Accessing WinQual Data
Windows Live Login
- (?) Access in winqual requires a Windows Live login. Similarly, in MS's StackHash client requires the use of Windows Live Sign-in Assistant. Need to determine if the associated library is required for logging in.
- (?) Need to figure out what account we'd use for automated tools
WER Web API
- API documentation: StackHash source download > 3rdparty > WinQual API > Data Services.docx
Breakpad/Soccoro
- (?) Need to understand the overlap between WinQual crash data and Breakpad crash data, map the applicable info, and decide what to do with "additional" info
- (?) Can we make use of individual hit event info in general? (as opposed to just crash cabs)
- (?) Will hangs (heap dumps) need to be handled any differently than minidumps?
- (?) Who do we give access to minidumps?
- (?) What is our current data retention policy?
- We may want to keep hangs around for longer since there may be a lot, and they've never been investigated
- (?) What is our access audit ability?
Cab File Contents (for collector/processor)
- WERInternalMetadata.xml - (possibly) not present if version.txt is. Includes
- OSVersionInformation - windows version info, architecture, etc.

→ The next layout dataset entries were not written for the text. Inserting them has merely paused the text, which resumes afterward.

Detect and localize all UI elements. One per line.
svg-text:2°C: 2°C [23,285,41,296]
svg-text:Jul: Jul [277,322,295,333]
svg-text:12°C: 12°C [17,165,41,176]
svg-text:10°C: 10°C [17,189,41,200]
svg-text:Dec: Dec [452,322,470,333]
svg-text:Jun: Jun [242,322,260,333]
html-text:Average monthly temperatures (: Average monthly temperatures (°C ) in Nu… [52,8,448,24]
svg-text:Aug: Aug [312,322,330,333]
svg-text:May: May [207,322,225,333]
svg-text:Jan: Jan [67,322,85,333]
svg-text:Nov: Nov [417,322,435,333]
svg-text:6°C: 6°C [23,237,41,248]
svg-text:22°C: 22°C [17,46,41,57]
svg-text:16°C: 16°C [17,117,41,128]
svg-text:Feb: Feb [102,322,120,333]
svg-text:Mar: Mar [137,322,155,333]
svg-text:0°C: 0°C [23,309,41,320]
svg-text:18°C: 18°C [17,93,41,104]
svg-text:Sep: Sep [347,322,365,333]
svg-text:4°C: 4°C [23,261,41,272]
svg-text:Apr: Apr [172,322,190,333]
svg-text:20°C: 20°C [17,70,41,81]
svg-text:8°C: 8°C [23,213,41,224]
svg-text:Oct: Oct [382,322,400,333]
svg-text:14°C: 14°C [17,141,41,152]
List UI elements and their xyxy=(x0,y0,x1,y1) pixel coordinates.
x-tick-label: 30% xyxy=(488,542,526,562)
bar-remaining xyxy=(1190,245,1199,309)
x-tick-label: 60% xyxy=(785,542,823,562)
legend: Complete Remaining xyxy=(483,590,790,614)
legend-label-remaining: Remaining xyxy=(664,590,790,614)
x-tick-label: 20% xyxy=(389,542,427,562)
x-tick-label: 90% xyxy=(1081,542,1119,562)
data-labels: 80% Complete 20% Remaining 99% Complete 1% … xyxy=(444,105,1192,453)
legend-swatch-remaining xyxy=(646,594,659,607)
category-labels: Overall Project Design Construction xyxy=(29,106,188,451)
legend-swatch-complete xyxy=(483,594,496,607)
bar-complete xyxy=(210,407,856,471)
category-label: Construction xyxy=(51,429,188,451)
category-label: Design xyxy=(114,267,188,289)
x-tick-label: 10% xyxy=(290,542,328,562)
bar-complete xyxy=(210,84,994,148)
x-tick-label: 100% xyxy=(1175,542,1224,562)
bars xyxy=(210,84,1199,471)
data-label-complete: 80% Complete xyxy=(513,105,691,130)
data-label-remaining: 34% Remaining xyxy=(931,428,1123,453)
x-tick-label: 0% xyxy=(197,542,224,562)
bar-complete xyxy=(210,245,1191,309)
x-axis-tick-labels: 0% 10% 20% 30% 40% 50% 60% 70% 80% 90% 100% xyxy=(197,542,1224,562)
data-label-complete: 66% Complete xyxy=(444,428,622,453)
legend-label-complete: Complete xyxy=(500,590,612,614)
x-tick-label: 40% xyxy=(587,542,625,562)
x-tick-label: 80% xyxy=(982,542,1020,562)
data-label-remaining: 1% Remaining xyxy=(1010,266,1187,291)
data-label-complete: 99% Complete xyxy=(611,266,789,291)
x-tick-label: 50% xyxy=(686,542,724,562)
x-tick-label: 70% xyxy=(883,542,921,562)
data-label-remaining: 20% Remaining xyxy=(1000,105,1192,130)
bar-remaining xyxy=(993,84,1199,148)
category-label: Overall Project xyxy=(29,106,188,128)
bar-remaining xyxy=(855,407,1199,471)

- ProblemSignatures - event type (crash/hang), crashing executable name, exe version/timestamp, methodDef token of faulting method (?), and IL offset of faulting instruction (?)
- DynamicSignatures -
- SystemInformation - HW info. What's an MID?
- AppCompat.txt (also all lower) - not present if WERDataCollectionFailure.txt is. Includes information on all images loaded by the process.
- WERDataCollectionFailure.txt - includes error message if processing failed in MS.
- version.txt - only came across this once. Only included OS version.
- For crashes
- ______.{m}dmp - minidump file. These types of dumps already appeared to be handled according to http://code.google.com/p/google-breakpad/wiki/ProcessorDesign
- For hangs
- <process-name>.xml - additional hang metadata like the wait chain list
- memory.hdmp - info about the difference between a heapdump and a minidump outlined here
Future Investigations
- Consider providing a solution (link) when the user is presented with the Windows crash dialog
- Can even link to an exe (if part of the "Designed for Windows" logo program), which may be a good idea for last ditch effort if even Firefox's safe mode fails (application files no longer pristine, need reinstall).